The letter was offered by RR Auction in the U.S. The auction, which ended last week, also offered the Krakow factory blueprints.

RR Auction told the AP that one buyer, who wished to remain anonymous, purchased all the documents.

Last month, a list of Jews to be rescued by Schindler went unsold on eBay after it was listed with a reserve price of $3 million.

The 14-page list identifies 801 Jewish prisoners by name, birth date and profession. The date April 18, 1945 is written in pencil on the first page. The document is one of four remaining copies of the list, typed on onion skin paper.

ADL: Russian treatment of gays ‘similar’ to Soviet treatment of Jews

(JTA)—The Anti-Defamation League called for a new version of the Jackson-Vanik amendment to pressure Russia to improve its treatment of gays.

Jackson-Vanik was a provision of the 1974 Trade Act that denied favored status to nations that restricted emigration. The amendment was used to pressure the Soviet Union to loosen its restrictive emigration policies.

“It is obvious that Russia is oppressing the gay, lesbian, bisexual and transgender community in a manner similar to the ways in which the Soviet Union once oppressed the Jewish community,” ADL National Director Abraham Foxman wrote last Friday in an article in the Huffington Post. “We need a new Jackson-Vanik to convince Russia that steps backward on this issue of basic human rights will be met with strong repercussions from the United States.”

In June, Russian President Vladimir Putin signed new anti-gay legislation that prohibits “propaganda of nontraditional sexual relations amongst minors,” including any gay-rights literature; banned gay-rights advocacy in general; and prohibited gay pride events in Moscow for the next 100 years.

Protests against the new law have met with violent retribution in recent months.

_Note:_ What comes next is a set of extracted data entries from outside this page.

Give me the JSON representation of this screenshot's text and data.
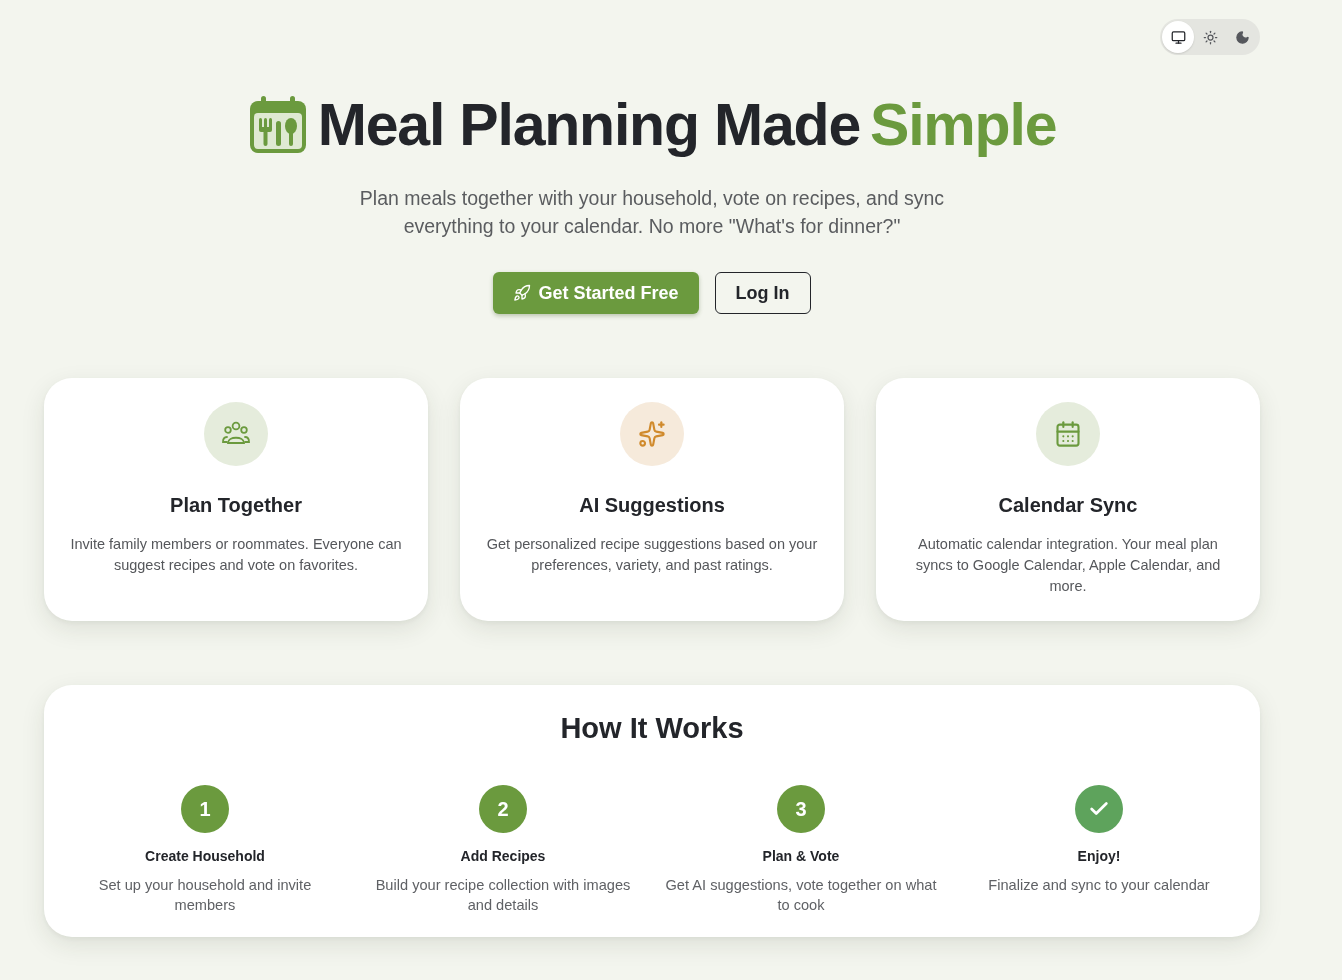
{
  "theme_toggle": [
    {
      "kind": "system",
      "selected": true
    },
    {
      "kind": "light",
      "selected": false
    },
    {
      "kind": "dark",
      "selected": false
    }
  ],
  "hero": {
    "title": "Meal Planning Made",
    "title_highlight": "Simple",
    "subtitle": "Plan meals together with your household, vote on recipes, and sync everything to your calendar. No more \"What's for dinner?\"",
    "buttons": [
      {
        "kind": "primary",
        "label": "Get Started Free"
      },
      {
        "kind": "secondary",
        "label": "Log In"
      }
    ]
  },
  "features": [
    {
      "kind": "people",
      "title": "Plan Together",
      "description": "Invite family members or roommates. Everyone can suggest recipes and vote on favorites."
    },
    {
      "kind": "sparkles",
      "title": "AI Suggestions",
      "description": "Get personalized recipe suggestions based on your preferences, variety, and past ratings."
    },
    {
      "kind": "calendar",
      "title": "Calendar Sync",
      "description": "Automatic calendar integration. Your meal plan syncs to Google Calendar, Apple Calendar, and more."
    }
  ],
  "how_it_works": {
    "title": "How It Works",
    "steps": [
      {
        "kind": "number",
        "number": "1",
        "title": "Create Household",
        "description": "Set up your household and invite members"
      },
      {
        "kind": "number",
        "number": "2",
        "title": "Add Recipes",
        "description": "Build your recipe collection with images and details"
      },
      {
        "kind": "number",
        "number": "3",
        "title": "Plan & Vote",
        "description": "Get AI suggestions, vote together on what to cook"
      },
      {
        "kind": "check",
        "title": "Enjoy!",
        "description": "Finalize and sync to your calendar"
      }
    ]
  }
}
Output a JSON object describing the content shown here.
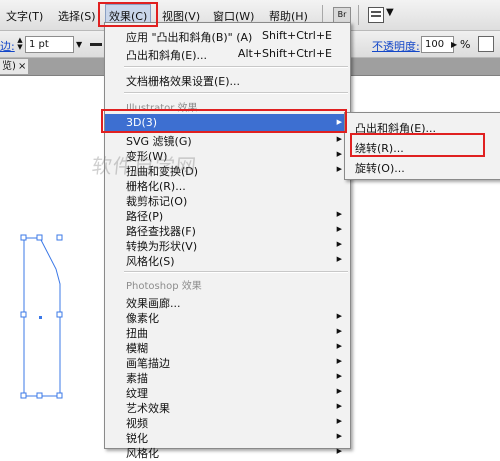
{
  "menubar": {
    "items": [
      "文字(T)",
      "选择(S)",
      "效果(C)",
      "视图(V)",
      "窗口(W)",
      "帮助(H)"
    ],
    "bridge_label": "Br"
  },
  "controlbar": {
    "stroke_label": "边:",
    "stroke_value": "1 pt",
    "opacity_label": "不透明度:",
    "opacity_value": "100",
    "percent": "%"
  },
  "doc_tab": {
    "label": "览)",
    "close": "×"
  },
  "effect_menu": {
    "apply_last": {
      "label": "应用 \"凸出和斜角(B)\" (A)",
      "shortcut": "Shift+Ctrl+E"
    },
    "last_effect": {
      "label": "凸出和斜角(E)...",
      "shortcut": "Alt+Shift+Ctrl+E"
    },
    "document_raster": "文档栅格效果设置(E)...",
    "illustrator_section": "Illustrator 效果",
    "illustrator_items": [
      "3D(3)",
      "SVG 滤镜(G)",
      "变形(W)",
      "扭曲和变换(D)",
      "栅格化(R)...",
      "裁剪标记(O)",
      "路径(P)",
      "路径查找器(F)",
      "转换为形状(V)",
      "风格化(S)"
    ],
    "photoshop_section": "Photoshop 效果",
    "photoshop_items": [
      "效果画廊...",
      "像素化",
      "扭曲",
      "模糊",
      "画笔描边",
      "素描",
      "纹理",
      "艺术效果",
      "视频",
      "锐化",
      "风格化"
    ]
  },
  "submenu_3d": {
    "items": [
      "凸出和斜角(E)...",
      "绕转(R)...",
      "旋转(O)..."
    ]
  },
  "watermark": "软件自学网",
  "colors": {
    "highlight": "#3d6fd1",
    "annotation_red": "#e02020",
    "selection_blue": "#3b78e7"
  }
}
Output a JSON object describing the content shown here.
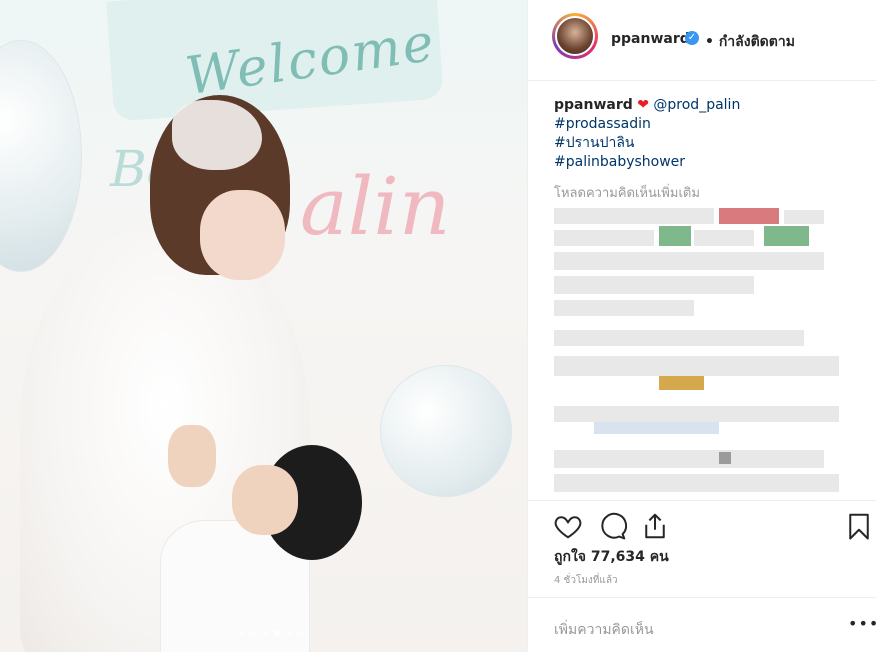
{
  "post": {
    "username": "ppanward",
    "follow_status": "• กำลังติดตาม",
    "verified_icon": "verified-badge-icon"
  },
  "photo": {
    "banner_text": "Welcome",
    "partial_text_left": "Ba",
    "partial_text_right": "alin",
    "carousel_dots": 6,
    "active_dot": 3
  },
  "caption": {
    "username": "ppanward",
    "heart": "❤",
    "mention": "@prod_palin",
    "tags": [
      "#prodassadin",
      "#ปรานปาลิน",
      "#palinbabyshower"
    ]
  },
  "comments": {
    "load_more": "โหลดความคิดเห็นเพิ่มเติม"
  },
  "actions": {
    "like_icon": "heart-outline-icon",
    "comment_icon": "comment-bubble-icon",
    "share_icon": "share-icon",
    "save_icon": "bookmark-icon"
  },
  "likes_text": "ถูกใจ 77,634 คน",
  "time_text": "4 ชั่วโมงที่แล้ว",
  "add_comment": {
    "placeholder": "เพิ่มความคิดเห็น",
    "more_icon": "•••"
  },
  "colors": {
    "link": "#003569",
    "verified": "#3897f0",
    "heart": "#ed1c24"
  }
}
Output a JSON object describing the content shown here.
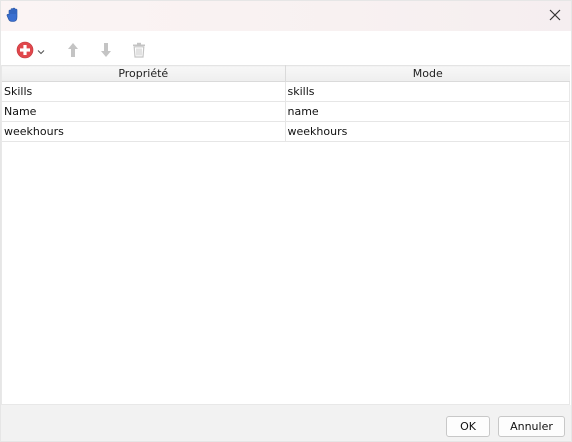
{
  "titlebar": {
    "app_icon": "hand-icon",
    "close_icon": "close-icon"
  },
  "toolbar": {
    "add_icon": "add-circle-icon",
    "add_dropdown_icon": "chevron-down-icon",
    "move_up_icon": "arrow-up-icon",
    "move_down_icon": "arrow-down-icon",
    "delete_icon": "trash-icon",
    "accent_add": "#e0474c",
    "disabled_color": "#c4c4c4"
  },
  "table": {
    "columns": [
      "Propriété",
      "Mode"
    ],
    "rows": [
      [
        "Skills",
        "skills"
      ],
      [
        "Name",
        "name"
      ],
      [
        "weekhours",
        "weekhours"
      ]
    ]
  },
  "footer": {
    "ok_label": "OK",
    "cancel_label": "Annuler"
  }
}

Anti-Semitic attacks in Belgium highest since 2009

(JTA)—The number of anti-Semitic attacks reported last year in Belgium reached its highest level since 2009, according to an annual report.

Anti-racism volunteers registered 80 anti-Semitic incidents throughout Belgium in 2012, according to a report released this month by the Antisemitsm.Be watchdog group. The figure represents a 23 percent increase over 2011.

The 80 attacks was the most recorded by the group since 2000 with the exception of some 100 attacks in 2009, when an Israeli military campaign against Hamas triggered a massive leap in anti-Semitic attacks worldwide.

The authors of the report wrote that the number of incidents reported last year constitute a 34 percent increase from the per annum average of the past 12 years.

The increase, the authors wrote, owes to a noticeable spike in attacks following  the murder of four Jews by a Muslim extremist in Toulouse, France, in March 2012.

Five of the incidents involved physical attacks, three of which occurred in Antwerp. Thirteen incidents were acts of vandalism against Jewish institutions, and 30 incidents involved threats made online.

In neighboring Holland, the Anne Frank Foundation released a report last month that said one in every three teachers in higher education has witnessed anti-Semitic incidents in the past year. The report was based on the answers of 973 teachers to a survey conducted this year.

Many incidents are soccer-related, the report indicated. Anti-Semitic acts in connection with Israel and Holocaust denial also were common, the report said.

Last May, the Hague-based Center for Information and Documentation on Israel, or CIDI, reported a significant rise in reports of soccer-related anti-Semitism.

In February, CIDI urged the Dutch education ministry to research anti-Semitism in high schools.